Sutherland Automotive Speedway
- Location: Saskatoon, Saskatchewan
- Coordinates: 52°13′06″N 106°39′39″W﻿ / ﻿52.218256°N 106.660895°W
- Capacity: Grandstand: 3,319
- Owner: Saskatoon Stock Car Racing Ass. (2006–present)
- Operator: Saskatoon Stock Car Racing Ass. (2006–present)
- Broke ground: April 2005; 20 years ago
- Opened: June 2006; 19 years ago
- Former names: Auto Clearing Motor Speedway Wyant Group Raceway
- Major events: Former: NASCAR Canada Series Leland Industries 250 (2009–2019, 2022–2025) CASCAR West Series (2006)
- Website: https://sutherlandautomotivespeedway.ca/

Paved Oval (2006–present)
- Surface: Asphalt
- Length: 0.536 km (0.333 mi)
- Banking: Progressive banking Straightaways: 5° Corners: 7, 9.5, 11°

= Sutherland Automotive Speedway =

Motor speedway in Saskatoon, Saskatchewan

Sutherland Automotive Speedway (formerly Wyant Group Raceway and Auto Clearing Motor Speedway) is a paved oval auto racing facility just north of Saskatoon, Saskatchewan, Canada. It is owned and operated by the Saskatoon Stock Car Racing Association Ltd. (SSCRA).

SSCRA was formed in 1954 and initially operated out of the 8th Street Racing Oval, The Motordrome, near what is now McKercher Drive and Moss Avenue in Saskatoon. The Motordrome's last year of operation was 1969, after which it was removed to make way for residential development.

The SSCRA ran out of the Exhibition grounds grandstand in 1970, but area residents complained about the noise, dust and traffic. The SSCRA subsequently made a deal to purchase land for Bridge City Speedway in what is now the Evergreen neighborhood of Saskatoon.

The original Bridge City Speedway, located southeast of Saskatoon, was in operation from 1971 until 2005. The city annexed the property in 2000, incorporating it into the city limits. The SSCRA was notified at that time that the land would be re-allocated for development and they must look at relocating again.

In 2004, SSCRA acquired a new 35 acre site just north of the city limits, near the junction of Highways 11 and 12. Construction of the new 0.333 mi walled track with progressive banking began April 2005. The track opened in July 2006, a year ahead of schedule.

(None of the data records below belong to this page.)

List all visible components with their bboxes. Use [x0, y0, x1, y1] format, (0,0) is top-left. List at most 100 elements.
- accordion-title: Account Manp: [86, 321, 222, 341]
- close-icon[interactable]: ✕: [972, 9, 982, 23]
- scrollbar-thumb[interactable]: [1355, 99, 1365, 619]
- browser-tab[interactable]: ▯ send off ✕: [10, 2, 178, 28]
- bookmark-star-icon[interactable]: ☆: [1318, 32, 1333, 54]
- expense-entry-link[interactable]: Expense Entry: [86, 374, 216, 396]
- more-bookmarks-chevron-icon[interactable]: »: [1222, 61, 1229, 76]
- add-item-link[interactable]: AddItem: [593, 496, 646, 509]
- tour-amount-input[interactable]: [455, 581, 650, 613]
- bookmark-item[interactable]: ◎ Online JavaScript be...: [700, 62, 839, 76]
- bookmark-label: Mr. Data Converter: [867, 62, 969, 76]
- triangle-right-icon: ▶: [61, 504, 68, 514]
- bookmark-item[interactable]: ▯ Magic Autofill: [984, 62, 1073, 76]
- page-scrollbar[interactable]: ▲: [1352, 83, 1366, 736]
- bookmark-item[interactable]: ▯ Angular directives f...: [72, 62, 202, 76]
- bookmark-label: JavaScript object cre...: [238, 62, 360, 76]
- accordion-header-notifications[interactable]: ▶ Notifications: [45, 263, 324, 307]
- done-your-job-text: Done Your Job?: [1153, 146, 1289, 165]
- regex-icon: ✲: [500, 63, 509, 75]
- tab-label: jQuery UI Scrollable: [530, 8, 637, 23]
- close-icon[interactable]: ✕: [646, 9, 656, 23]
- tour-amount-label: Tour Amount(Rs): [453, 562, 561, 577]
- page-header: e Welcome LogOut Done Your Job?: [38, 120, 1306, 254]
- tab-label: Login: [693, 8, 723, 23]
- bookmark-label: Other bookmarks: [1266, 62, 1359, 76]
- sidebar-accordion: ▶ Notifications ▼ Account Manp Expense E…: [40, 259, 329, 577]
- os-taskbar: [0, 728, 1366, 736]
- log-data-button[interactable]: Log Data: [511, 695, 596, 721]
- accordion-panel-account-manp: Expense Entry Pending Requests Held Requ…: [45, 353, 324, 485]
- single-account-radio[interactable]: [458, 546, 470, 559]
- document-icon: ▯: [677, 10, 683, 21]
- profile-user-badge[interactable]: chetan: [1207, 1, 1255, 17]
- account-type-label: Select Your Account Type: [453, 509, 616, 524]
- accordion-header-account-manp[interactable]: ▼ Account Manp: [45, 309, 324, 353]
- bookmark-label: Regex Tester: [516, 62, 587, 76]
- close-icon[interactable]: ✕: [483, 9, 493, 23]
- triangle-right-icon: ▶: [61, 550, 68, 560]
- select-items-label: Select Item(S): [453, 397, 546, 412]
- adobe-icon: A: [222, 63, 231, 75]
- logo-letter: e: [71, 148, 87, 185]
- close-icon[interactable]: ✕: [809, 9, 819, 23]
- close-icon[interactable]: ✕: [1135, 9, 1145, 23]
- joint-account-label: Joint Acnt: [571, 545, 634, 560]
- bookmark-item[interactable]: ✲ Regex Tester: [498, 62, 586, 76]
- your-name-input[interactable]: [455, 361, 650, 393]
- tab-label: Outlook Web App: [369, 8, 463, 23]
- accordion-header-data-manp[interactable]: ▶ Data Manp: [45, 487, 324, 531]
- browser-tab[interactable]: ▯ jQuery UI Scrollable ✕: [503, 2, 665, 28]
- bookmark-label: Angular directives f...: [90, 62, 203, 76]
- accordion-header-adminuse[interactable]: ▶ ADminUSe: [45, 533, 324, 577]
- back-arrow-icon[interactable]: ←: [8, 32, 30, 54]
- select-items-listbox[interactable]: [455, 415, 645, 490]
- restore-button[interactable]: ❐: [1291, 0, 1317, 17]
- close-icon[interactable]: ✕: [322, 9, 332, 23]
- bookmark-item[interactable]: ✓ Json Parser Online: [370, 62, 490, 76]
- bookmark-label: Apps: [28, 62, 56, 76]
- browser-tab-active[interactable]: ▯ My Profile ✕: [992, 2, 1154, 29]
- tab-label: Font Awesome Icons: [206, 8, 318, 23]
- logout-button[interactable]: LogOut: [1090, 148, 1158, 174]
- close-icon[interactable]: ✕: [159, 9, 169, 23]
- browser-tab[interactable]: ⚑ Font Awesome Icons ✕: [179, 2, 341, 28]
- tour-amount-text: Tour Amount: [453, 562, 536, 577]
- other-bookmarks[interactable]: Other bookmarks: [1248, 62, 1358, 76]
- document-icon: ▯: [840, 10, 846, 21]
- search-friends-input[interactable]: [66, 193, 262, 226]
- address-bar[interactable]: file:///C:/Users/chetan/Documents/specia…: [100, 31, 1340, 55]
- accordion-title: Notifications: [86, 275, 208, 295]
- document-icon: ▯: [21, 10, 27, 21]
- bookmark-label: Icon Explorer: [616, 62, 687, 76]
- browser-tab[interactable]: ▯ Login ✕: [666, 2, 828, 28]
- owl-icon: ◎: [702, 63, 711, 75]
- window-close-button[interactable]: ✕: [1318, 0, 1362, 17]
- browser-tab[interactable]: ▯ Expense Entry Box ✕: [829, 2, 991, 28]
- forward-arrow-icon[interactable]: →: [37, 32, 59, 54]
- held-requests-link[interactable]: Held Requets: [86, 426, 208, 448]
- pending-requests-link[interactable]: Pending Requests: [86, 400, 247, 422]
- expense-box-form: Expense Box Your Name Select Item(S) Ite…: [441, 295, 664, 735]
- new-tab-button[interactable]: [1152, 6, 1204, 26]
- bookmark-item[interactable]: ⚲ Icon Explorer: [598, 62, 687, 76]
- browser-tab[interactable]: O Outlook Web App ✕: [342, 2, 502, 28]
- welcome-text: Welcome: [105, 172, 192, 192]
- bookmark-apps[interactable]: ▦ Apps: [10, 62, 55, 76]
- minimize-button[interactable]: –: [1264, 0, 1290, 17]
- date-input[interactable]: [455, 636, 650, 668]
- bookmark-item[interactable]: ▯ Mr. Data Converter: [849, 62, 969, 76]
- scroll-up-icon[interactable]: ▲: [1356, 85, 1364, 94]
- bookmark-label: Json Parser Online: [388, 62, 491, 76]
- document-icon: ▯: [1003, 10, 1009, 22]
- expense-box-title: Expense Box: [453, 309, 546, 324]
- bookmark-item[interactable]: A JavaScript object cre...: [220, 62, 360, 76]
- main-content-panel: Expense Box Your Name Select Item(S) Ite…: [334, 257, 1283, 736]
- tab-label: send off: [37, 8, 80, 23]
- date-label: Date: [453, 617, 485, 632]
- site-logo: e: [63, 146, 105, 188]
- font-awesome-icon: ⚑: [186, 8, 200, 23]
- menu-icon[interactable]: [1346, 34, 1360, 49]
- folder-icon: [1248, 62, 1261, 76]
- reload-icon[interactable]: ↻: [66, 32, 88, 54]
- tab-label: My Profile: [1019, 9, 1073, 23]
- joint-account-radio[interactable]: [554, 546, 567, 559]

Sutherland Automotive Speedway has several racing classes, they are Sport Compact Mini Stock, Pro Truck, Sportsman, Street Stock, Pro Late Model, Legends, and Bandeleros, but its premier event is the NASCAR Canada Series. The NASCAR Canada series has made a stop in Saskatoon for a Wednesday night race, the Bayer Crop Sciences Velocity Prairie Thunder, since 2009. The schedule was interrupted in 2020 and 2021 by the Coronavirus Covid 19 pandemic, but is back on the schedule for 2022 with the Leland Industries Twin 125's on July 27, 2022.